Earlier today, T-Mobile lit up its new 600MHz network in Cheyenne, Wyoming. Over the next year, 600MHz is going to make T-Mobile’s network way better, but right now, no phone on sale can use the frequency.

So to demonstrate the new network, T-Mobile had to use an unreleased device that will be compatible with its new network. T-Mobile CTO Neville Ray already confirmed that Samsung and LG will both have 600MHz-compatible devices on sale by the end of the year, and based on highly scientific forensic analysis of the video clip, all signs point to an LG device.

T-Mobile pulled the video from YouTube and re-uploaded with a blurred-out phone, since the original version revealed the phone number of a T-Mobile executive. A screenshot taken before the call is above for your careful examination, however.

Based on the size of the device, lack of physical buttons, and user interface visible on the phone, the best guess is that it’s the upcoming LG V30. There’s only a handful of upcoming Android devices that could even remotely be compatible: the LG V30, Samsung Galaxy Note 8, Pixel XL 2, and possibly the Pixel 2 (an initial FCC filing didn’t show compatibility with 600MHz, but that could be a software issue that’s resolved in the future).

The aspect ratio doesn’t look right for the Pixel 2 or Pixel 2 XL, based on previous leaks we’ve seen of those phones, as they’re rumored to retain a big bezel top and bottom.

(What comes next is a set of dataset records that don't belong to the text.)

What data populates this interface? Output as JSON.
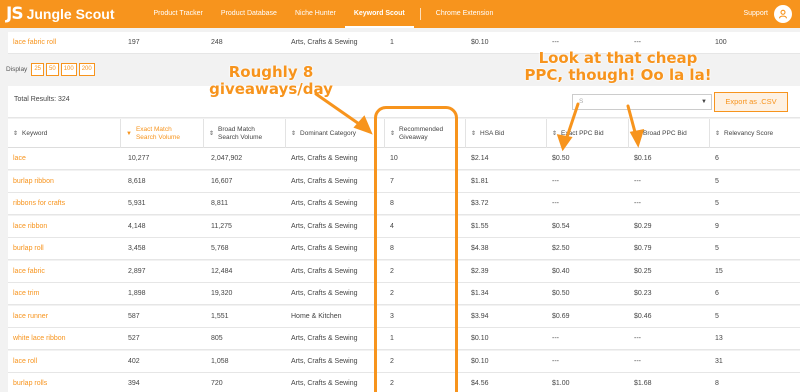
{
  "brand": {
    "name": "Jungle Scout",
    "mark": "JS"
  },
  "nav": {
    "items": [
      "Product Tracker",
      "Product Database",
      "Niche Hunter",
      "Keyword Scout",
      "Chrome Extension"
    ],
    "support": "Support"
  },
  "top_row": {
    "keyword": "lace fabric roll",
    "exact": "197",
    "broad": "248",
    "category": "Arts, Crafts & Sewing",
    "giveaway": "1",
    "hsa": "$0.10",
    "exact_ppc": "---",
    "broad_ppc": "---",
    "relevancy": "100"
  },
  "display": {
    "label": "Display",
    "options": [
      "25",
      "50",
      "100",
      "200"
    ]
  },
  "results": {
    "total": "Total Results: 324",
    "filter_placeholder": "S",
    "export_label": "Export as .CSV"
  },
  "columns": {
    "keyword": "Keyword",
    "exact": "Exact Match Search Volume",
    "broad": "Broad Match Search Volume",
    "category": "Dominant Category",
    "giveaway": "Recommended Giveaway",
    "hsa": "HSA Bid",
    "exact_ppc": "Exact PPC Bid",
    "broad_ppc": "Broad PPC Bid",
    "relevancy": "Relevancy Score"
  },
  "rows": [
    {
      "keyword": "lace",
      "exact": "10,277",
      "broad": "2,047,902",
      "category": "Arts, Crafts & Sewing",
      "giveaway": "10",
      "hsa": "$2.14",
      "exact_ppc": "$0.50",
      "broad_ppc": "$0.16",
      "relevancy": "6"
    },
    {
      "keyword": "burlap ribbon",
      "exact": "8,618",
      "broad": "16,607",
      "category": "Arts, Crafts & Sewing",
      "giveaway": "7",
      "hsa": "$1.81",
      "exact_ppc": "---",
      "broad_ppc": "---",
      "relevancy": "5"
    },
    {
      "keyword": "ribbons for crafts",
      "exact": "5,931",
      "broad": "8,811",
      "category": "Arts, Crafts & Sewing",
      "giveaway": "8",
      "hsa": "$3.72",
      "exact_ppc": "---",
      "broad_ppc": "---",
      "relevancy": "5"
    },
    {
      "keyword": "lace ribbon",
      "exact": "4,148",
      "broad": "11,275",
      "category": "Arts, Crafts & Sewing",
      "giveaway": "4",
      "hsa": "$1.55",
      "exact_ppc": "$0.54",
      "broad_ppc": "$0.29",
      "relevancy": "9"
    },
    {
      "keyword": "burlap roll",
      "exact": "3,458",
      "broad": "5,768",
      "category": "Arts, Crafts & Sewing",
      "giveaway": "8",
      "hsa": "$4.38",
      "exact_ppc": "$2.50",
      "broad_ppc": "$0.79",
      "relevancy": "5"
    },
    {
      "keyword": "lace fabric",
      "exact": "2,897",
      "broad": "12,484",
      "category": "Arts, Crafts & Sewing",
      "giveaway": "2",
      "hsa": "$2.39",
      "exact_ppc": "$0.40",
      "broad_ppc": "$0.25",
      "relevancy": "15"
    },
    {
      "keyword": "lace trim",
      "exact": "1,898",
      "broad": "19,320",
      "category": "Arts, Crafts & Sewing",
      "giveaway": "2",
      "hsa": "$1.34",
      "exact_ppc": "$0.50",
      "broad_ppc": "$0.23",
      "relevancy": "6"
    },
    {
      "keyword": "lace runner",
      "exact": "587",
      "broad": "1,551",
      "category": "Home & Kitchen",
      "giveaway": "3",
      "hsa": "$3.94",
      "exact_ppc": "$0.69",
      "broad_ppc": "$0.46",
      "relevancy": "5"
    },
    {
      "keyword": "white lace ribbon",
      "exact": "527",
      "broad": "805",
      "category": "Arts, Crafts & Sewing",
      "giveaway": "1",
      "hsa": "$0.10",
      "exact_ppc": "---",
      "broad_ppc": "---",
      "relevancy": "13"
    },
    {
      "keyword": "lace roll",
      "exact": "402",
      "broad": "1,058",
      "category": "Arts, Crafts & Sewing",
      "giveaway": "2",
      "hsa": "$0.10",
      "exact_ppc": "---",
      "broad_ppc": "---",
      "relevancy": "31"
    },
    {
      "keyword": "burlap rolls",
      "exact": "394",
      "broad": "720",
      "category": "Arts, Crafts & Sewing",
      "giveaway": "2",
      "hsa": "$4.56",
      "exact_ppc": "$1.00",
      "broad_ppc": "$1.68",
      "relevancy": "8"
    }
  ],
  "annotations": {
    "giveaways": "Roughly 8 giveaways/day",
    "ppc": "Look at that cheap PPC, though! Oo la la!"
  },
  "colors": {
    "accent": "#f7941d",
    "background": "#f2f2f2"
  }
}
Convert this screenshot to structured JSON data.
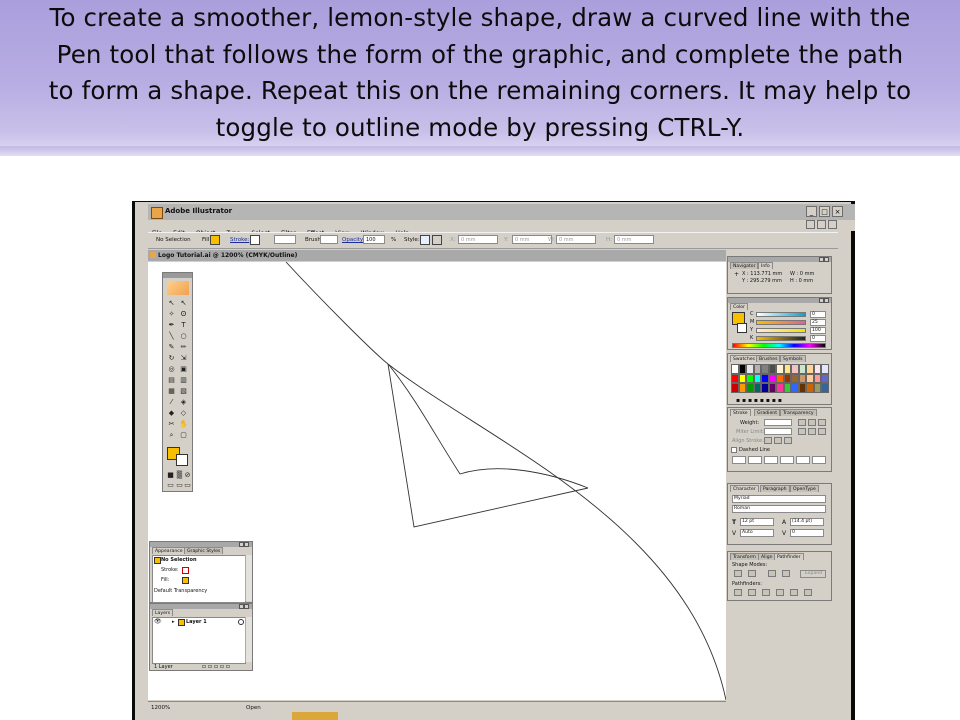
{
  "caption": {
    "line1": "To create a smoother, lemon-style shape, draw a curved line with the",
    "line2": "Pen tool that follows the form of the graphic, and complete the path",
    "line3": "to form a shape. Repeat this on the remaining corners. It may help to",
    "line4": "toggle to outline mode by pressing CTRL-Y."
  },
  "app": {
    "title": "Adobe Illustrator",
    "window_buttons": [
      "_",
      "□",
      "×"
    ],
    "menus": [
      "File",
      "Edit",
      "Object",
      "Type",
      "Select",
      "Filter",
      "Effect",
      "View",
      "Window",
      "Help"
    ]
  },
  "control_bar": {
    "selection": "No Selection",
    "fill_label": "Fill:",
    "stroke_label": "Stroke:",
    "brush_label": "Brush:",
    "opacity_label": "Opacity:",
    "opacity_value": "100",
    "percent": "%",
    "style_label": "Style:",
    "x_label": "X:",
    "x_value": "0 mm",
    "y_label": "Y:",
    "y_value": "0 mm",
    "w_label": "W:",
    "w_value": "0 mm",
    "h_label": "H:",
    "h_value": "0 mm",
    "fill_color": "#f6c000"
  },
  "document": {
    "tab_title": "Logo Tutorial.ai @ 1200% (CMYK/Outline)",
    "zoom": "1200%",
    "status": "Open"
  },
  "panels": {
    "info": {
      "tabs": [
        "Navigator",
        "Info"
      ],
      "x": "X : 113.771 mm",
      "y": "Y : 295.279 mm",
      "w": "W : 0 mm",
      "h": "H : 0 mm"
    },
    "color": {
      "title": "Color",
      "channels": [
        {
          "name": "C",
          "value": "0",
          "color": "#0aa0d0"
        },
        {
          "name": "M",
          "value": "25",
          "color": "#d0209a"
        },
        {
          "name": "Y",
          "value": "100",
          "color": "#f4e000"
        },
        {
          "name": "K",
          "value": "0",
          "color": "#222222"
        }
      ],
      "fill_color": "#f6c000"
    },
    "swatches": {
      "tabs": [
        "Swatches",
        "Brushes",
        "Symbols"
      ],
      "colors": [
        "#ffffff",
        "#000000",
        "#e6e6e6",
        "#b3b3b3",
        "#808080",
        "#4d4d4d",
        "#fff2cc",
        "#ffe680",
        "#f4c2c2",
        "#c8e6c9",
        "#ffd699",
        "#fce4ec",
        "#e6e6fa",
        "#ff0000",
        "#ffff00",
        "#00ff00",
        "#00ffff",
        "#0000ff",
        "#ff00ff",
        "#ff6600",
        "#993300",
        "#996633",
        "#cc9966",
        "#ffcc99",
        "#ff9999",
        "#6666cc",
        "#cc0000",
        "#ff9900",
        "#009900",
        "#006666",
        "#000099",
        "#660066",
        "#ff3399",
        "#33cc33",
        "#3366ff",
        "#663300",
        "#cc6600",
        "#999966",
        "#336699"
      ]
    },
    "stroke": {
      "tabs": [
        "Stroke",
        "Gradient",
        "Transparency"
      ],
      "weight_label": "Weight:",
      "miter_label": "Miter Limit:",
      "align_label": "Align Stroke:",
      "dashed": "Dashed Line"
    },
    "character": {
      "tabs": [
        "Character",
        "Paragraph",
        "OpenType"
      ],
      "font": "Myriad",
      "style": "Roman",
      "size": "12 pt",
      "leading": "(14.4 pt)",
      "kerning": "Auto",
      "tracking": "0"
    },
    "pathfinder": {
      "tabs": [
        "Transform",
        "Align",
        "Pathfinder"
      ],
      "shape_modes": "Shape Modes:",
      "expand": "Expand",
      "pathfinders": "Pathfinders:"
    },
    "appearance": {
      "tabs": [
        "Appearance",
        "Graphic Styles"
      ],
      "rows": [
        "No Selection",
        "Stroke:",
        "Fill:",
        "Default Transparency"
      ]
    },
    "layers": {
      "tab": "Layers",
      "layer": "Layer 1",
      "footer": "1 Layer"
    }
  }
}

Those bezels plus the screen you can see in the screenshot would make a device that’s way too tall.

So, we’re left with the Galaxy Note 8 or LG V30. Samsung’s skinned version of Android has very different-looking dialer to what you can see in the video, so unless the device is running a stock testing version of Android (very possible!) we’d guess it’s the LG V30, which is set to be released in a few weeks.

Still, that doesn’t tell us much about the phone, apart from that it a) exists and b) has a screen, which is something we probably would’ve guessed anyways. Probably the most revealing thing about this video is how T-Mobile successfully disguised the device with pink paper. Sometimes, old-school is best.